Structure Combines Existing Financial Tools
According to Michael Saylor, STRC merges long-standing financial instruments into a single product. These include public equities, preferred shares, variable dividends, and capital return structures.
He said the concept relies on Bitcoin’s historical performance, which averaged about 38% annually over five years. This return supports an 11% dividend for credit investors.
Notably, Saylor distinguished between capital and credit investors. Capital investors accept volatility over long periods, while credit investors seek stable income and lower risk exposure.
As a result, STRC converts Bitcoin’s returns into consistent cash flow. The structure uses collateralization to shield credit investors from price swings.
Growth Metrics Highlight Early Adoption
Saylor reported that STRC reached $8.5 billion in assets within nine months. Daily liquidity approached $400 million, while volatility dropped to 2.9%.
He added that the Sharpe ratio reached 2.7, exceeding most traditional credit instruments.
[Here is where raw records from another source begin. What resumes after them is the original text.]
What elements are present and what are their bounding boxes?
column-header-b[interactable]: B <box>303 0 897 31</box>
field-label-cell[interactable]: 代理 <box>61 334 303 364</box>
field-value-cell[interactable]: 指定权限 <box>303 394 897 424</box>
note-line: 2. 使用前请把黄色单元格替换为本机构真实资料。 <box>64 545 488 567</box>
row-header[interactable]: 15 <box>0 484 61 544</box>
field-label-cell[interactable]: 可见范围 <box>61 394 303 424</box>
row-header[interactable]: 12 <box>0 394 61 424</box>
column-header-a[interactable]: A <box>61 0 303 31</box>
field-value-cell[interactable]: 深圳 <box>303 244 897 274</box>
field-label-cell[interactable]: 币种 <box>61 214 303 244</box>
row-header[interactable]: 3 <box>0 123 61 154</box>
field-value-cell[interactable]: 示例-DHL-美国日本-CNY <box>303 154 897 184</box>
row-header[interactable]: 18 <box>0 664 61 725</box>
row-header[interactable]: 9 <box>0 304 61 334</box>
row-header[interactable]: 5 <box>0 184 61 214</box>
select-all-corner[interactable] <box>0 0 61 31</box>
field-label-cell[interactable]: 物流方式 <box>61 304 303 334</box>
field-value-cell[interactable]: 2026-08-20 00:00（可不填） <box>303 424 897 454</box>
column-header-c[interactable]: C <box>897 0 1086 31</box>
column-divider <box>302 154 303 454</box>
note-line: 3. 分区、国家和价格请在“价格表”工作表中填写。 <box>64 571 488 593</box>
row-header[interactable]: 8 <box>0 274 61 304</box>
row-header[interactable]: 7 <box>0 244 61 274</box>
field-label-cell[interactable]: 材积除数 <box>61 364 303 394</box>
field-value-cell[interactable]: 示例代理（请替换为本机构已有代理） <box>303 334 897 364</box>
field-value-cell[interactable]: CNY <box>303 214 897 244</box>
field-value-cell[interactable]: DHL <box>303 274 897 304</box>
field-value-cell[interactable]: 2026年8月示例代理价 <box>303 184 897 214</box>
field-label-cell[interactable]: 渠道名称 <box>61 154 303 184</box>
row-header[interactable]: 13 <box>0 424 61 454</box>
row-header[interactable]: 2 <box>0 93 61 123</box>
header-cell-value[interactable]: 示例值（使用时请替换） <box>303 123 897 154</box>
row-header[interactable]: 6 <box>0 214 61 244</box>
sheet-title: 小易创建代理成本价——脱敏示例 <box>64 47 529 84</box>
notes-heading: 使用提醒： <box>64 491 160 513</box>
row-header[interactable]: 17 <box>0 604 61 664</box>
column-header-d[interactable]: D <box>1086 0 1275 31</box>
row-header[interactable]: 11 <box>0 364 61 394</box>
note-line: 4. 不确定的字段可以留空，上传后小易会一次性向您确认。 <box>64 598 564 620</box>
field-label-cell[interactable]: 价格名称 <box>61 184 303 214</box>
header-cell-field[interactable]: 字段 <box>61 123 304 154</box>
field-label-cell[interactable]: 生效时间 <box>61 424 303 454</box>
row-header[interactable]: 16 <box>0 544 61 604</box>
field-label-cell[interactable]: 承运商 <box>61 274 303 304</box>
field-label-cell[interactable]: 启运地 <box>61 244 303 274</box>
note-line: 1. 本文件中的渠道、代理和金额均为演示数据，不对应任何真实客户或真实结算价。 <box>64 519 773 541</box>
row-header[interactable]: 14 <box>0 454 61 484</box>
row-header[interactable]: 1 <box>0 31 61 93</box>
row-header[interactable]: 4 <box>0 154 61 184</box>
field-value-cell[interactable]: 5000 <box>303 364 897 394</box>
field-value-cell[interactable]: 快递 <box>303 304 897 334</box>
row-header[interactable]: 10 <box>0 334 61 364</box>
STRC also became the largest preferred stock by liquidity, despite its short history.
Retail investors account for about 80% of holders, representing nearly three million households. Meanwhile, BlackRock and VanEck hold STRC within their credit funds.
Demand also shifted during market conditions. Monthly inflows fell to $80 million during a downturn, then rose to $3.5 billion in April.
Expansion Plans and Structural Changes
Saylor also detailed a $21 billion shelf registration tied to STRC. He said this expanded issuance capacity beyond previous limits seen in credit markets.
Additionally, he highlighted tax treatment advantages, where dividends classify as return of capital. This allows deferred taxation compared to traditional income products.
Looking ahead, Saylor proposed shifting dividends from monthly to semi-monthly payments. The change would require shareholder approval, with a vote expected in early June.
He also described a three-layer system, including Bitcoin as capital, STRC as credit, and future digital yield products built on top.